Johnson & Johnson $100m talc-cancer payout
The family of a woman whose death from ovarian cancer was linked to her use of Johnson & Johnson's talc-based Baby Powder and Shower to Shower is awarded $100 million in damages by a Missouri state jury in the US.
A jury has awarded $72 million (AU$100 million) in damages on a woman's claim that her longtime use of baby powder and other Johnson & Johnson products contributed to the ovarian cancer that killed her.
The St. Louis Circuit Court jury found that the company failed to warn the public and conspired to hide the truth, said Jim Onder, one of the lead attorneys.
Johnson & Johnson is expected to appeal, and has issued a statement insisting the products are safe.
The plaintiffs' lawyers said it was the first jury in the nation to award damages over claims that are the basis of at least 1200 suits in St. Louis and elsewhere.
The verdict, in favour of the family of deceased woman Jacqueline Fox, was for $10 million (AU$103.9 million) in actual damages and the remainder in punitive damages. About half the punitive damages would go toward the Missouri Crime Victim Compensation Fund, Onder said.
Fox, 62, of Birmingham, Alabama, died last autumn, about two years after being diagnosed. Her son, Marvin Salter, became plaintiff after her death. Jurors heard from Fox in an audio deposition.
The suit claimed her use for more than 35 years of talc-containing products, such as Johnson's Baby Powder and Shower to Shower body powder for feminine hygiene, contributed to her cancer.
The more than three-week trial culminated in nearly five hours of deliberations that delivered a decision on Monday night.
One juror, Jerome Kendrick, 50, said he and nine women voted in favor of Fox.
The company's internal memos "pretty much sealed my opinion," Kendrick said.
"They tried to cover up and influence the boards that regulate cosmetics.
"They could have at least put a warning label on the box but they didn't. They did nothing."
He said the $62 million total was calculated at $1 million for each year of Fox's life.
Fox's son, Salter, said, "I was speechless when we heard the initial number." He added, "To think how groundbreaking this could be for so many other women."
He said Johnson & Johnson is a household name he always trusted. "My reaction was disbelief. How can a company have known about this relationship between talc and ovarian cancer since the 1970s and not disclosed it?"
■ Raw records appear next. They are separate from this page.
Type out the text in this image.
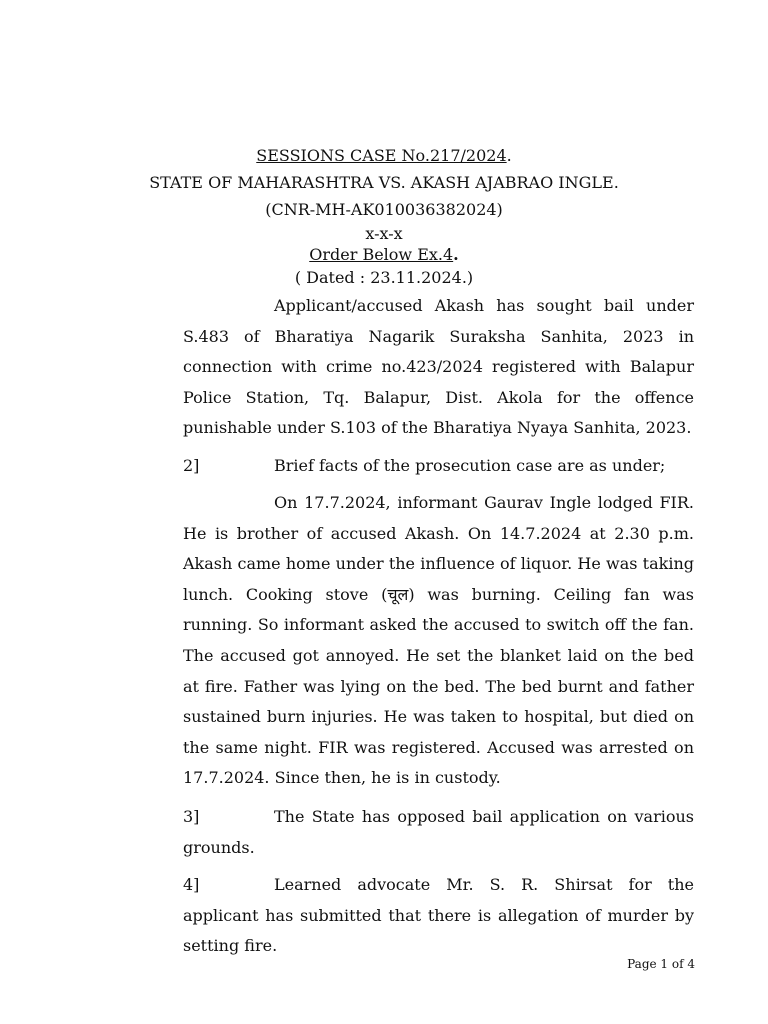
SESSIONS CASE No.217/2024.
STATE OF MAHARASHTRA VS. AKASH AJABRAO INGLE.
(CNR-MH-AK010036382024)
x-x-x
Order Below Ex.4.
( Dated : 23.11.2024.)
Applicant/accused Akash has sought bail under S.483 of Bharatiya Nagarik Suraksha Sanhita, 2023 in connection with crime no.423/2024 registered with Balapur Police Station, Tq. Balapur, Dist. Akola for the offence punishable under S.103 of the Bharatiya Nyaya Sanhita, 2023.
2]	Brief facts of the prosecution case are as under;
On 17.7.2024, informant Gaurav Ingle lodged FIR. He is brother of accused Akash. On 14.7.2024 at 2.30 p.m. Akash came home under the influence of liquor. He was taking lunch. Cooking stove (चूल) was burning. Ceiling fan was running. So informant asked the accused to switch off the fan. The accused got annoyed. He set the blanket laid on the bed at fire. Father was lying on the bed. The bed burnt and father sustained burn injuries. He was taken to hospital, but died on the same night. FIR was registered. Accused was arrested on 17.7.2024. Since then, he is in custody.
3]	The State has opposed bail application on various grounds.
4]	Learned advocate Mr. S. R. Shirsat for the applicant has submitted that there is allegation of murder by setting fire.
Page 1 of 4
He was the only biological child of Fox, a single mother who also raised foster children.
Lead attorney Onder said that after being diagnosed with Stage 3 ovarian cancer, Fox contacted lawyers based on a TV ad about talc. "The sad part is, she had to learn about it from lawyer ads, while Johnson & Johnson tried to hide the truth from her," he said.
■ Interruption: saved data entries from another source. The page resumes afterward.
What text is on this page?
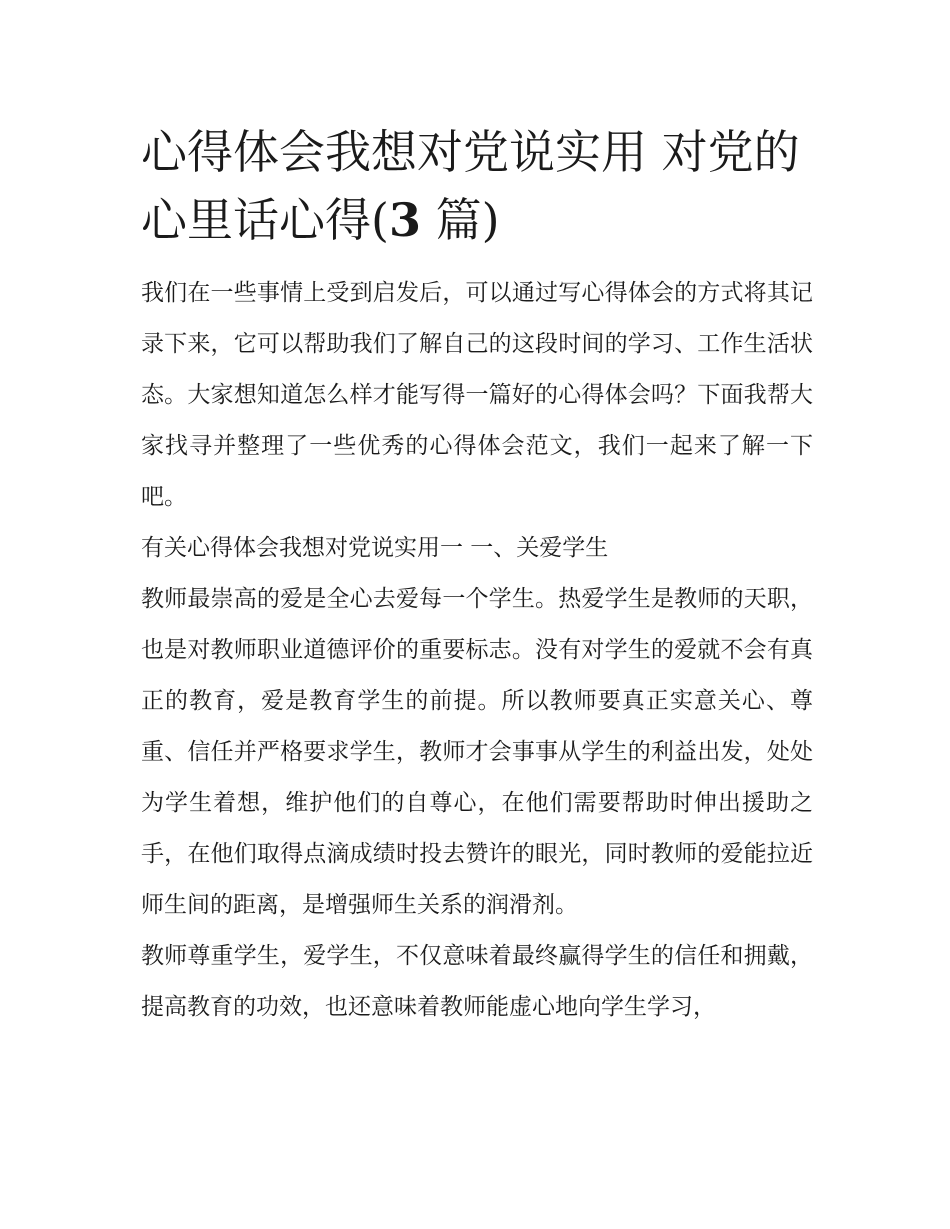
心得体会我想对党说实用 对党的心里话心得(3 篇)

我们在一些事情上受到启发后，可以通过写心得体会的方式将其记录下来，它可以帮助我们了解自己的这段时间的学习、工作生活状态。大家想知道怎么样才能写得一篇好的心得体会吗？下面我帮大家找寻并整理了一些优秀的心得体会范文，我们一起来了解一下吧。

有关心得体会我想对党说实用一 一、关爱学生

教师最崇高的爱是全心去爱每一个学生。热爱学生是教师的天职，也是对教师职业道德评价的重要标志。没有对学生的爱就不会有真正的教育，爱是教育学生的前提。所以教师要真正实意关心、尊重、信任并严格要求学生，教师才会事事从学生的利益出发，处处为学生着想，维护他们的自尊心，在他们需要帮助时伸出援助之手，在他们取得点滴成绩时投去赞许的眼光，同时教师的爱能拉近师生间的距离，是增强师生关系的润滑剂。

教师尊重学生，爱学生，不仅意味着最终赢得学生的信任和拥戴，提高教育的功效，也还意味着教师能虚心地向学生学习，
"All their internal documents show that they knew talc caused ovarian cancer, and actively undertook to hide the truth, not only from the governmental regulators but from the public."
He said the company spent 30 years preparing for litigation over it.
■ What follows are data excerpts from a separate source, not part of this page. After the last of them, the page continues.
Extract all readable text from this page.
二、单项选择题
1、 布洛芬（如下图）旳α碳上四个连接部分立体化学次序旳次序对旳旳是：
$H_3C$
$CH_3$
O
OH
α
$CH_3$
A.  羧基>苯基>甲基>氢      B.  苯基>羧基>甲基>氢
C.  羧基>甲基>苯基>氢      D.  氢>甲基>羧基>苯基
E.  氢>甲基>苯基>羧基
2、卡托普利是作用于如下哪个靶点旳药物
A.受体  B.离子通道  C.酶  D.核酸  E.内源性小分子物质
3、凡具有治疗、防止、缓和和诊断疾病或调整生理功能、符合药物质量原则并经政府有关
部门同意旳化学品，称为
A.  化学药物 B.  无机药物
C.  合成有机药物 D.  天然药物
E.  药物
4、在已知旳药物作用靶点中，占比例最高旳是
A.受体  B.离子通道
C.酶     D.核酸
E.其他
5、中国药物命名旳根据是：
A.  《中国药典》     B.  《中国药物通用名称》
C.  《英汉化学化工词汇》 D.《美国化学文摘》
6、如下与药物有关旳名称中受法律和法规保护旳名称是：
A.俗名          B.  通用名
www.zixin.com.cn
He said one company internal document talks about declining product use because of increased awareness of the health risk, and how to grow the franchise by targeting blacks and Hispanics as the highest users of talcum powder. Fox was black.
Talcum powder is made from talc, a mineral. Fox's lawyers said corn starch is a safer alternative but the company chose not to use it.
The American Cancer Society's website says "it has been suggested that talcum powder might cause cancer in the ovaries if the powder particles (applied to the genital area or on sanitary napkins, diaphragms, or condoms) were to travel through the vagina, uterus, and fallopian tubes to the ovary."
But the society says studies have mixed results, some showing a slightly increased risk and some showing none. The research continues.
An epidemiologist who testified for Fox estimated about 10 percent of those who die have ovarian cancers linked to talc.
A pathologist found talc in Fox's ovaries, which caused the inflammation which in turn caused her cancer, Beasley said.
Salter said his mother, who died on October 6, did not sue for the money.
"It was a fight," he said, "so others are warned."